No. 5 Bemidji State at No. 3 Minnesota, Friday, 7:07 p.m. CST, and Saturday, 4:07 p.m. CST
Normally, one wouldn’t expect much from a series where one team wins 10 times as often as the other. The Gophers are 60-6-7 against the team from the northern part of the state. Given two of those Bemidji State wins came last year and four were in the last four years, fortunes appear to be shifting. Of course, the Beavers wear green, just like the last seven opponents to defeat Minnesota.
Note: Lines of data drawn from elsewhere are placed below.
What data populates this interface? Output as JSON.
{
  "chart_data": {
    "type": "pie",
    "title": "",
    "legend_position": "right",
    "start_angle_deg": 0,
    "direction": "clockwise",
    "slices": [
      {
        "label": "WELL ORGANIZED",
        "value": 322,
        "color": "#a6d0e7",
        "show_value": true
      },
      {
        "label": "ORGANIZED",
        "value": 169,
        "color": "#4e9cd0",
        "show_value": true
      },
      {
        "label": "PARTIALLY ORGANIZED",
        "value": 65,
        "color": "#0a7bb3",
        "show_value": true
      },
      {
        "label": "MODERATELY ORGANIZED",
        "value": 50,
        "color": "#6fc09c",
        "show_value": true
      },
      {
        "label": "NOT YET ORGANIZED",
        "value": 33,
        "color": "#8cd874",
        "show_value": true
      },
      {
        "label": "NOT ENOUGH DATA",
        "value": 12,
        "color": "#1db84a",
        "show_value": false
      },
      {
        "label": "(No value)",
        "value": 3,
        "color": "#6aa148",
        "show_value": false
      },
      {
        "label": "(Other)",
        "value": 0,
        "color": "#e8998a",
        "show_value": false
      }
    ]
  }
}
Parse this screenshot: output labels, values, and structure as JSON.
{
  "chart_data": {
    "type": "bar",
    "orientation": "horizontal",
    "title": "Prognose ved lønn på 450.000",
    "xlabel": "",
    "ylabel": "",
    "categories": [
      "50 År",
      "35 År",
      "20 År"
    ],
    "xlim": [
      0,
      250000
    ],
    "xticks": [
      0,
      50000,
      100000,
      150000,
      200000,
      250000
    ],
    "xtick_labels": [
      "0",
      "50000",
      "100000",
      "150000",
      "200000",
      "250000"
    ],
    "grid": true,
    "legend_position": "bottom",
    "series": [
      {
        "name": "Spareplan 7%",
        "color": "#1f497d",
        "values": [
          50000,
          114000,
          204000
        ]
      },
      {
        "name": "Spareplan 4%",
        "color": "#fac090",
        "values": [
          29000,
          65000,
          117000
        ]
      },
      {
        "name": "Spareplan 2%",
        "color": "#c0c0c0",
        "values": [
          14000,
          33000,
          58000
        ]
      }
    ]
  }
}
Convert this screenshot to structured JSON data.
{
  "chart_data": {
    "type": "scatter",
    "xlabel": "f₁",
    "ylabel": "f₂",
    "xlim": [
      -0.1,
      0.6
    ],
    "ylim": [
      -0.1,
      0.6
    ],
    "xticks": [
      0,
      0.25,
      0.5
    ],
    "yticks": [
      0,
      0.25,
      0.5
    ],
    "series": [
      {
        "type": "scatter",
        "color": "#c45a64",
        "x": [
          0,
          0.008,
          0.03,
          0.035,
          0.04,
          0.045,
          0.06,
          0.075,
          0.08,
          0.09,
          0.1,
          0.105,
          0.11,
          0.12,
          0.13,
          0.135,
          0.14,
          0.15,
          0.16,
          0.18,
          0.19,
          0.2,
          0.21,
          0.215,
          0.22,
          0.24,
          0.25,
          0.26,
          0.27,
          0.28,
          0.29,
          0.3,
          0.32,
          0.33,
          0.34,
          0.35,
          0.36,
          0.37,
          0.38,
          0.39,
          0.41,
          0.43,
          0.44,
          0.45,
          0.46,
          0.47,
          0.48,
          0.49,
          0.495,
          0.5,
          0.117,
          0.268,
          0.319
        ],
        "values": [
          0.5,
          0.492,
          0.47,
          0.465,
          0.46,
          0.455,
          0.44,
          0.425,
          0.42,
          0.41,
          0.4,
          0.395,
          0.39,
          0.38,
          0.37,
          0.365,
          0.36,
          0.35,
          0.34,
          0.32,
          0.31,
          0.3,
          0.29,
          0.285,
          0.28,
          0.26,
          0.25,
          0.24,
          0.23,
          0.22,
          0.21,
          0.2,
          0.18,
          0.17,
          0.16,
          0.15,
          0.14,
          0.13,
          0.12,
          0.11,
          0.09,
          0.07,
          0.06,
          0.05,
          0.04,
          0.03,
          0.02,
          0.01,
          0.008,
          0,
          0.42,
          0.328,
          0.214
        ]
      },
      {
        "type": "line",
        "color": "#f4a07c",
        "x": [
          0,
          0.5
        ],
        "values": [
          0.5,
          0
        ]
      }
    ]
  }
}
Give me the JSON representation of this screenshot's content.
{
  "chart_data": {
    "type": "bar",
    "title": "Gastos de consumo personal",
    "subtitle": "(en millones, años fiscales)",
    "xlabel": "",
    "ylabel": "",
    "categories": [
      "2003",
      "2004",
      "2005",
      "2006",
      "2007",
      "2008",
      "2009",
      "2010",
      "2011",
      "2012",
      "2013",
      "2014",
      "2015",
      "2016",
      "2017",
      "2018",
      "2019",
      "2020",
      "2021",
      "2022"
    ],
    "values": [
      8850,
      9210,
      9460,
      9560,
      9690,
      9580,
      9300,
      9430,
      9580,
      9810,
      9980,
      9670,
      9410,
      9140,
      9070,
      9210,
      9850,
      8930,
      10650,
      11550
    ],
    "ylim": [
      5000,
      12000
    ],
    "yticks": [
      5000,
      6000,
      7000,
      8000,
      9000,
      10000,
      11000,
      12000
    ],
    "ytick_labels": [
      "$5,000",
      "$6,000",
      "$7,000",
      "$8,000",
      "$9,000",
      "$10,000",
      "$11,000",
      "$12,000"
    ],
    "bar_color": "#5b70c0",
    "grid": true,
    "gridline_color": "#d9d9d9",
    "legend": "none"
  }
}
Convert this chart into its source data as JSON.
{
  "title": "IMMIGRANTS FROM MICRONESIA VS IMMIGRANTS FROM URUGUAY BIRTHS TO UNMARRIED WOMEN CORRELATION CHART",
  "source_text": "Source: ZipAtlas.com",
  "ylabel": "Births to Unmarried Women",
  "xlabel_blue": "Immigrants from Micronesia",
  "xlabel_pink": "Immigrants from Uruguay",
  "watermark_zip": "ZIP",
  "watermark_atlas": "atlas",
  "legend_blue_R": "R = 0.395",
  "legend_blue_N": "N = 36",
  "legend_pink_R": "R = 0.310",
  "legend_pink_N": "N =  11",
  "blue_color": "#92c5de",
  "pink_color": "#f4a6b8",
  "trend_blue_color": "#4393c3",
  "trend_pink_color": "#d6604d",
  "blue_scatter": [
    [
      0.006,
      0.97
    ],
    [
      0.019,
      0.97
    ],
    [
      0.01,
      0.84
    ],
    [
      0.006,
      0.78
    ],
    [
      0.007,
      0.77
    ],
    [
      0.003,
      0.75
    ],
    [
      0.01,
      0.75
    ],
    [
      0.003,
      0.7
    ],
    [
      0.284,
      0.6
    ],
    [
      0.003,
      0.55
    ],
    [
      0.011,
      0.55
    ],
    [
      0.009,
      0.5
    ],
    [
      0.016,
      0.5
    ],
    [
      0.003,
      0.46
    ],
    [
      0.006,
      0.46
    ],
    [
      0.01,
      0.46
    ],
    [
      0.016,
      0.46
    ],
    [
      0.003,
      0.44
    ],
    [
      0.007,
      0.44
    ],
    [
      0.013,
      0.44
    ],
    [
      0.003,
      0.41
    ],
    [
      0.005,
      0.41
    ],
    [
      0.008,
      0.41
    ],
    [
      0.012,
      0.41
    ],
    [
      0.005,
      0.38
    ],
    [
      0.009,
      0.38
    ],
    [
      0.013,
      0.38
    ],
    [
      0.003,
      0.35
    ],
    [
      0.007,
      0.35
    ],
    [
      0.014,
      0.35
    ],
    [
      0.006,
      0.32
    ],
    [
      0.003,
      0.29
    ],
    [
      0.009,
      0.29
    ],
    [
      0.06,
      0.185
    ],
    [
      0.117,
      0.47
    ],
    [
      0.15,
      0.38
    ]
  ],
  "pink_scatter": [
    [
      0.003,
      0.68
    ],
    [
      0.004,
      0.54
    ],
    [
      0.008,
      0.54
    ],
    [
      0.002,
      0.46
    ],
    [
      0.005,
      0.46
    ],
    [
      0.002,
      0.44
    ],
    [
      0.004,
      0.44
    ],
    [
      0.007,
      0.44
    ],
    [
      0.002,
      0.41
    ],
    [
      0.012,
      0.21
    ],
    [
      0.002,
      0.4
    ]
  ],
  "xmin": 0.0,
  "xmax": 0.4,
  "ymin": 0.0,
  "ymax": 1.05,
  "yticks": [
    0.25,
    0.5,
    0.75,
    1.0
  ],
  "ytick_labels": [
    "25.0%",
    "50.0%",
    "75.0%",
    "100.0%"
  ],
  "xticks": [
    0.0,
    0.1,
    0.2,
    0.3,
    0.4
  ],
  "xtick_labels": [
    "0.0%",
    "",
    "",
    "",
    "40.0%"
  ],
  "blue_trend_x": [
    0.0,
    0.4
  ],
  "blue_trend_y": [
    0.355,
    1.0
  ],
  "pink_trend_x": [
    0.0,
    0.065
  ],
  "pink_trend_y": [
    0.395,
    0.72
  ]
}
Colgate at Cornell, Tuesday, 7 p.m. EST
More ECAC travel partner action, this time for a couple of New York teams. It could ultimately prove to be nothing more than that, but right now these two are part of a three-way tie for eighth place in a league where only eight teams make the postseason. Colgate’s only forays into the playoffs in this decade have ended in sweeps at the hands of the Big Red.

Syracuse at RIT, Wednesday, 7 p.m. EST
Another all New York, in-conference rivalry. This one got a little spice added to it a year ago when the Tigers took the league’s first-ever automatic bid to the national tournament in overtime at the expense of the Orange. Syracuse got a small measure of payback with a 7-1 win last month.